Having a 200 lb dog bark at me as he tries to climb on the table because he thinks he needs to go on a walk - for the 6th time.


I’d love to know what is your idea of romance???

Have a great month!

4 comments:

Deb N said...

So true, Lyncee - an interesting perspective. And probably why each of us is drawn to different types of books and romance authors who speak to us as an individual. P.S. I do love dried flowers - so I cut the dried stalks in the fall from my garden and arrange them or dry my maple leaves.

We each have a way to express love and romance and each have things that are dear to us for different reasons. Our uniqueness (and our style of writing and reading choices) is what makes the world go round.

Judith Ashley said...

Romance is a very personal thing. While I do love flowers, I used to prefer potted plants but then I had to take care of them because I didn't want them to die. Now I'll get a bouquet of flowers from time to time. I would swoon over a mopped floor and even more so over the house being dusted top to bottom!
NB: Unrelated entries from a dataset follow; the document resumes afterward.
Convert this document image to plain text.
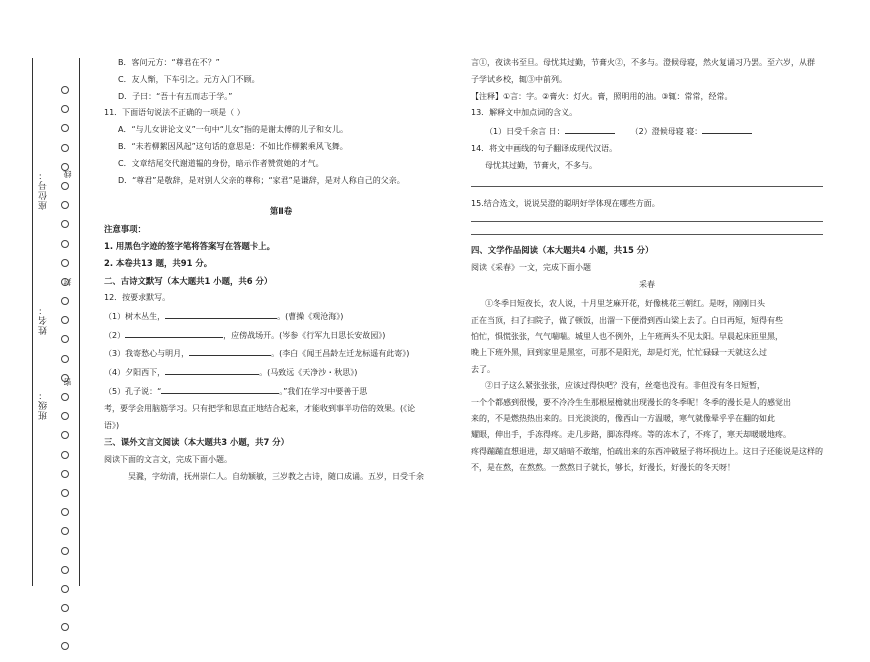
座位号：
姓名：
班级：
线
封
密
B．客问元方：“尊君在不？”
C．友人惭，下车引之。元方入门不顾。
D．子曰：“吾十有五而志于学。”
11．下面语句说法不正确的一项是（ ）
A．“与儿女讲论文义”一句中“儿女”指的是谢太傅的儿子和女儿。
B．“未若柳絮因风起”这句话的意思是：不如比作柳絮乘风飞舞。
C．文章结尾交代谢道韫的身份，暗示作者赞赏她的才气。
D．“尊君”是敬辞，是对别人父亲的尊称；“家君”是谦辞，是对人称自己的父亲。
第Ⅱ卷
注意事项：
1. 用黑色字迹的签字笔将答案写在答题卡上。
2. 本卷共13 题，共91 分。
二、古诗文默写（本大题共1 小题，共6 分）
12．按要求默写。
（1）树木丛生，	。(曹操《观沧海》)
（2）	，应傍战场开。(岑参《行军九日思长安故园》)
（3）我寄愁心与明月，	。(李白《闻王昌龄左迁龙标遥有此寄》)
（4）夕阳西下，	。(马致远《天净沙・秋思》)
（5）孔子说：“	。”我们在学习中要善于思
考，要学会用脑筋学习。只有把学和思直正地结合起来，才能收到事半功倍的效果。(《论
语》)
三、课外文言文阅读（本大题共3 小题，共7 分）
阅读下面的文言文，完成下面小题。
吴漋，字幼清，抚州崇仁人。自幼颖敏，三岁教之古诗，随口成诵。五岁，日受千余
言①，夜读书至旦。母忧其过勤，节膏火②，不多与。澄候母寝，然火复诵习乃罢。至六岁，从群
子学试乡校，辄③中前列。
【注释】①言：字。②膏火：灯火。膏，照明用的油。③辄：常常，经常。
13．解释文中加点词的含义。
（1）日受千余言 日：	（2）澄候母寝 寝：
14．将文中画线的句子翻译成现代汉语。
母忧其过勤，节膏火，不多与。
15.结合选文，说说吴澄的聪明好学体现在哪些方面。
四、文学作品阅读（本大题共4 小题，共15 分）
阅读《采春》一文，完成下面小题
采春
①冬季日短夜长，农人说，十月里芝麻开花，好像桃花三朝红。是呀，刚刚日头
正在当顶，扫了扫院子，做了顿饭，出溜一下便滑到西山梁上去了。白日再短，短得有些
怕忙，惧慌张张，气气喘喘。城里人也不例外，上午班两头不见太阳。早晨起床匝里黑，
晚上下班外黑，回到家里是黑室，可那不是阳光，却是灯光，忙忙碌碌一天就这么过
去了。
②日子这么紧张张张，应该过得快吧？没有，丝毫也没有。非但没有冬日短暂，
一个个都感到很慢，要不冷冷生生那根屋檐就出现漫长的冬季呢！冬季的漫长是人的感觉出
来的，不是燃热热出来的。日光淡淡的，像西山一方温暖，寒气就像晕乎乎在翻的如此
耀眼，伸出手，手冻得疼。走几步路，脚冻得疼。等的冻木了，不疼了，寒天却暖暖地疼。
疼得蹦蹦直想退进，却又暗暗不敢缩，怕疏出来的东西冲破屋子将坏损边上。这日子还能说是这样的
不，是在熬，在熬熬。一熬熬日子就长，够长，好漫长，好漫长的冬天呀！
Both my characters and I appreciate someone who pays attention to our likes, who respects that we have our own perspective of romance and works to match it while my characters and I reciprocate.

So Milo is now 200 lbs!? I lost track when I stopped being on Facebook for several months. Such a puppy!!!

Lynn Lovegreen said...

Great post, Lyncee. Romance is in the eye of the beholder, and as long as it involves respect for the other person, I agree it can be as simple as your partner mopping the floor. My husband always washes my car before I notice it's dirty--that's romance, too. ;-)

Maggie Lynch said...

Great post, Lyncee. I agree 100% that romance comes of relationship building. The best and most long lasting are those who are able to come as they are AND express what they need/want and be heard.
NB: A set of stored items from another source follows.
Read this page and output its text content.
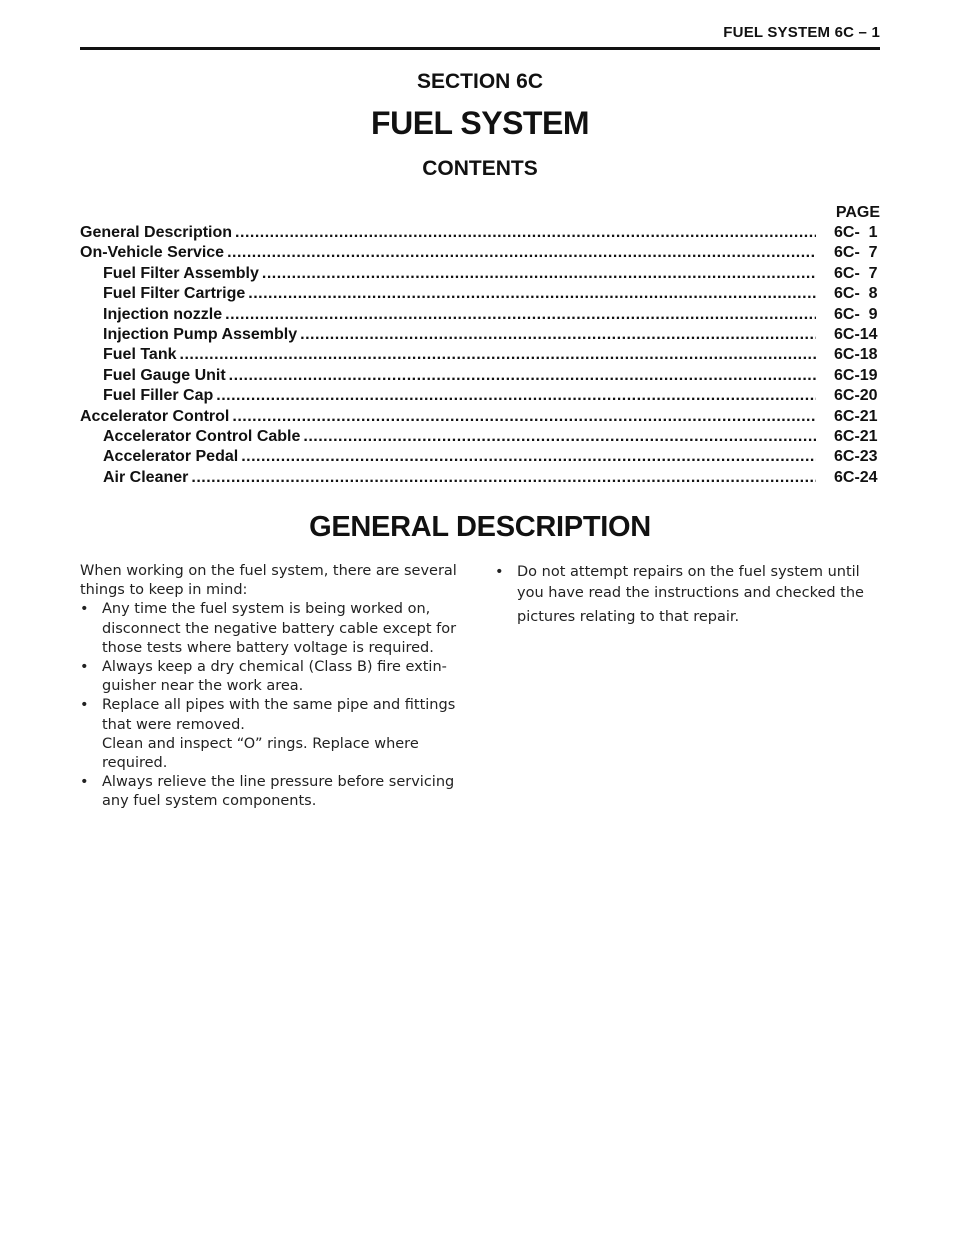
FUEL SYSTEM 6C – 1
SECTION 6C
FUEL SYSTEM
CONTENTS
PAGE
General Description .....	6C-  1
On-Vehicle Service .....	6C-  7
Fuel Filter Assembly .....	6C-  7
Fuel Filter Cartrige .....	6C-  8
Injection nozzle .....	6C-  9
Injection Pump Assembly .....	6C-14
Fuel Tank .....	6C-18
Fuel Gauge Unit .....	6C-19
Fuel Filler Cap .....	6C-20
Accelerator Control .....	6C-21
Accelerator Control Cable .....	6C-21
Accelerator Pedal .....	6C-23
Air Cleaner .....	6C-24
GENERAL DESCRIPTION

When working on the fuel system, there are several
things to keep in mind:

• Any time the fuel system is being worked on,
disconnect the negative battery cable except for
those tests where battery voltage is required.

• Always keep a dry chemical (Class B) fire extin-
guisher near the work area.

• Replace all pipes with the same pipe and fittings
that were removed.
Clean and inspect “O” rings. Replace where
required.

• Always relieve the line pressure before servicing
any fuel system components.

• Do not attempt repairs on the fuel system until
you have read the instructions and checked the
pictures relating to that repair.
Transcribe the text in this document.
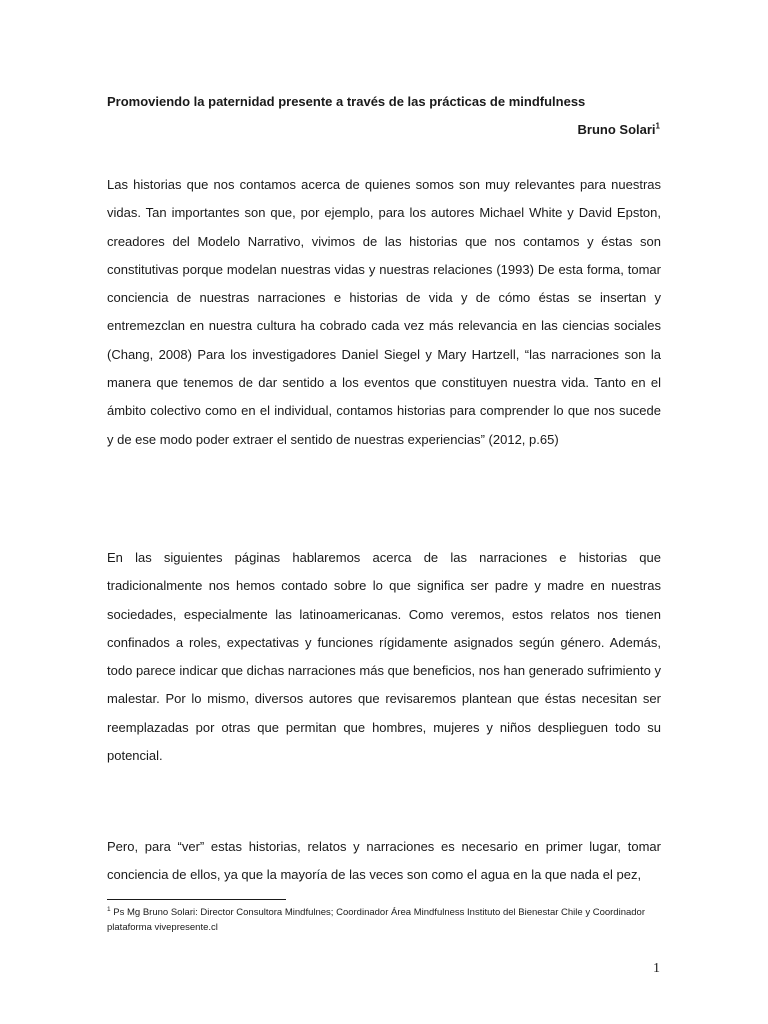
Promoviendo la paternidad presente a través de las prácticas de mindfulness
Bruno Solari$^1$

Las historias que nos contamos acerca de quienes somos son muy relevantes para nuestras vidas. Tan importantes son que, por ejemplo, para los autores Michael White y David Epston, creadores del Modelo Narrativo, vivimos de las historias que nos contamos y éstas son constitutivas porque modelan nuestras vidas y nuestras relaciones (1993) De esta forma, tomar conciencia de nuestras narraciones e historias de vida y de cómo éstas se insertan y entremezclan en nuestra cultura ha cobrado cada vez más relevancia en las ciencias sociales (Chang, 2008) Para los investigadores Daniel Siegel y Mary Hartzell, “las narraciones son la manera que tenemos de dar sentido a los eventos que constituyen nuestra vida. Tanto en el ámbito colectivo como en el individual, contamos historias para comprender lo que nos sucede y de ese modo poder extraer el sentido de nuestras experiencias” (2012, p.65)

En las siguientes páginas hablaremos acerca de las narraciones e historias que tradicionalmente nos hemos contado sobre lo que significa ser padre y madre en nuestras sociedades, especialmente las latinoamericanas. Como veremos, estos relatos nos tienen confinados a roles, expectativas y funciones rígidamente asignados según género. Además, todo parece indicar que dichas narraciones más que beneficios, nos han generado sufrimiento y malestar. Por lo mismo, diversos autores que revisaremos plantean que éstas necesitan ser reemplazadas por otras que permitan que hombres, mujeres y niños desplieguen todo su potencial.

Pero, para “ver” estas historias, relatos y narraciones es necesario en primer lugar, tomar conciencia de ellos, ya que la mayoría de las veces son como el agua en la que nada el pez,

$^1$ Ps Mg Bruno Solari: Director Consultora Mindfulnes; Coordinador Área Mindfulness Instituto del Bienestar Chile y Coordinador plataforma vivepresente.cl
1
I do write some typical "sweet romantic, misty eyed" scenes of romance because they reflect the emotional connection between the characters. I've never done the box of chocolates or someone making a candlelit dinner. I don't think I've done the bringing flowers scene either, but I can't swear to that.

My big romantic moments are usually in the everyday things. In one book it is two people planting food crops in pouring rain because they have to get the seeds in the ground to have any possibility of having food in the fall. It doesn't seem romantic. It's muddy and drudgery. But just having someone willing to help with this is such a show of compassion and character that it turns the tide toward romance.

In another, a person who is a songwriter and singer has given up on the man she loved. At the climax of the story she sings an original song--one she had written at the height of their relationship when she believed they would be married. The band wants her to sing it because it is a song so many customers would relate to--a song that talks of hope. IT is hard for her, she can't stop the tears escaping for all that was lost because of her and his inability to reach out, say what they want, and embrace the differences in each other. I won't give away how it all resolves, but it is in my mind, the most romantic and hear-rending scene in the book.